Mashaun D. Simon on NBCNews.com, recently wrote an article, Freedom Songs: Writing The Soundtrack of a Modern Movement, describing the power, impact, and diffusion of music, art, and dance on various forms of protests such as rallies or marches through the lens of its inherent cultural and historical relevancy to the African American community.
The role of music lending power to a movement is nothing new.
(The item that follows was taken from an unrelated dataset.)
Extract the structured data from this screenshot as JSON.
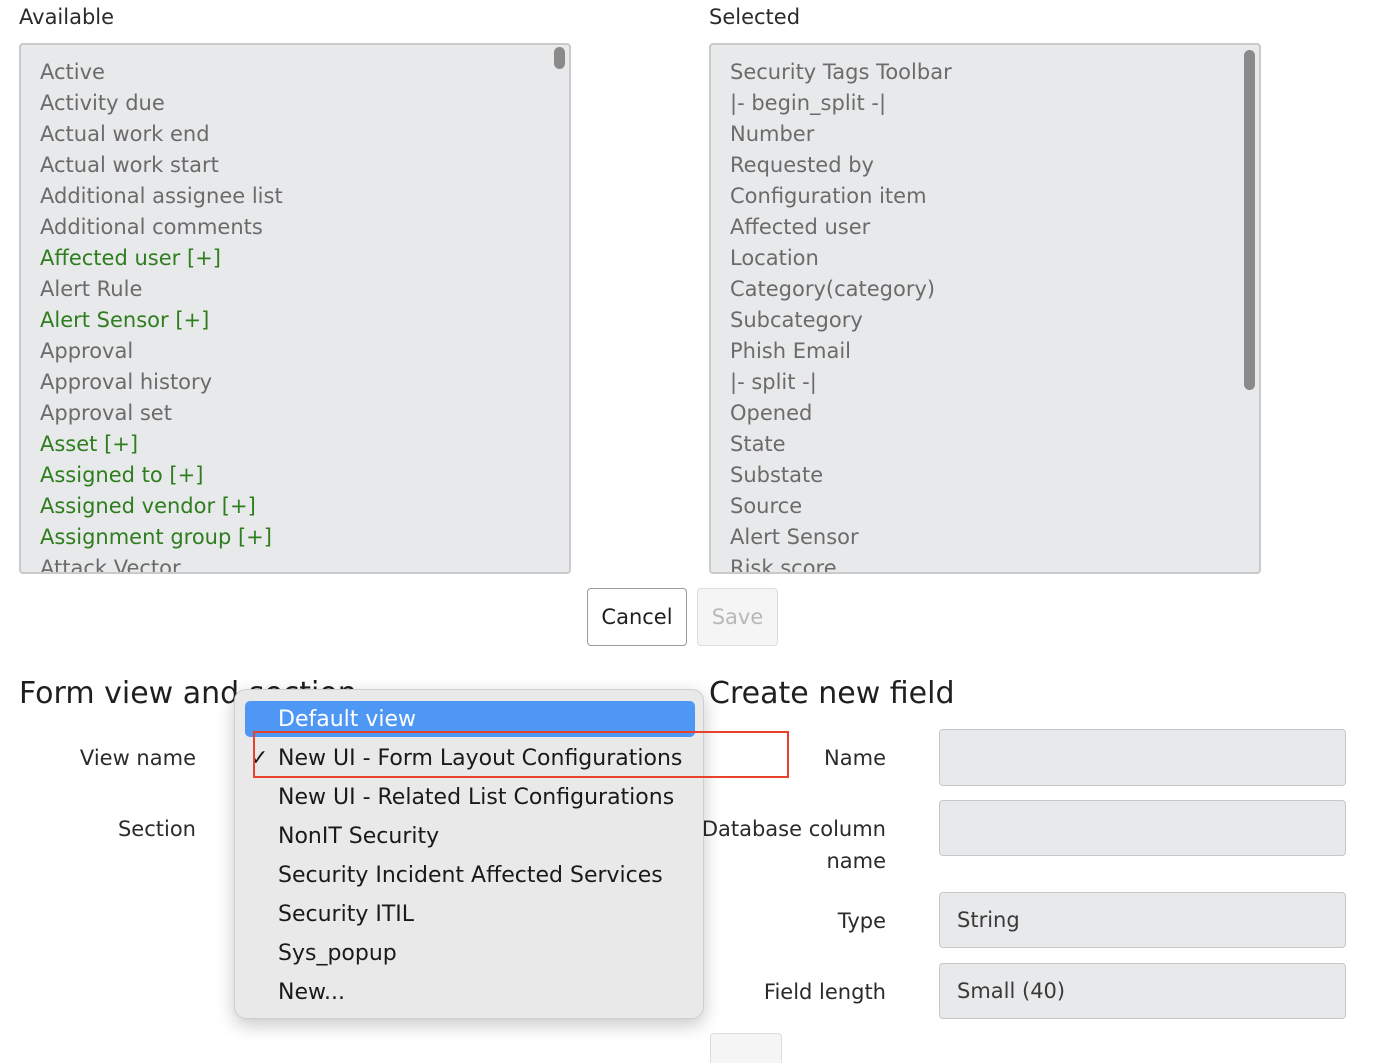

Historically, black music has provided what Alton Pollard, dean of Howard University's Divinity School, calls resistance modality for society.

"I think back to my own years growing up as a child of the 50s and 60s and how much of the music we think of today as 'the Motown sound' possessed far deeper undertones," he told NBCBLK. "As African people in this society we are an improvisational people and our music has served as a soundtrack to our experiences."
Music has a long tradition of serving as a form, a catalyst, a translation of expression that often exceeds the capacity of traditional spoken word.

From the power of “We Shall Overcome” which grew in volume from southern African American tobacco workers’ voices in the 1920s to Pete Seeger’s variations introduced in the ‘50s, from the role it played to gather the masses on the hills of Bethel, NY in 1969 to the shape it gives perspectives today, music moves movements, both literally and figuratively, “arming” us with a voice that reaches far and wide.

How do you find yourself responding to the proverbial song?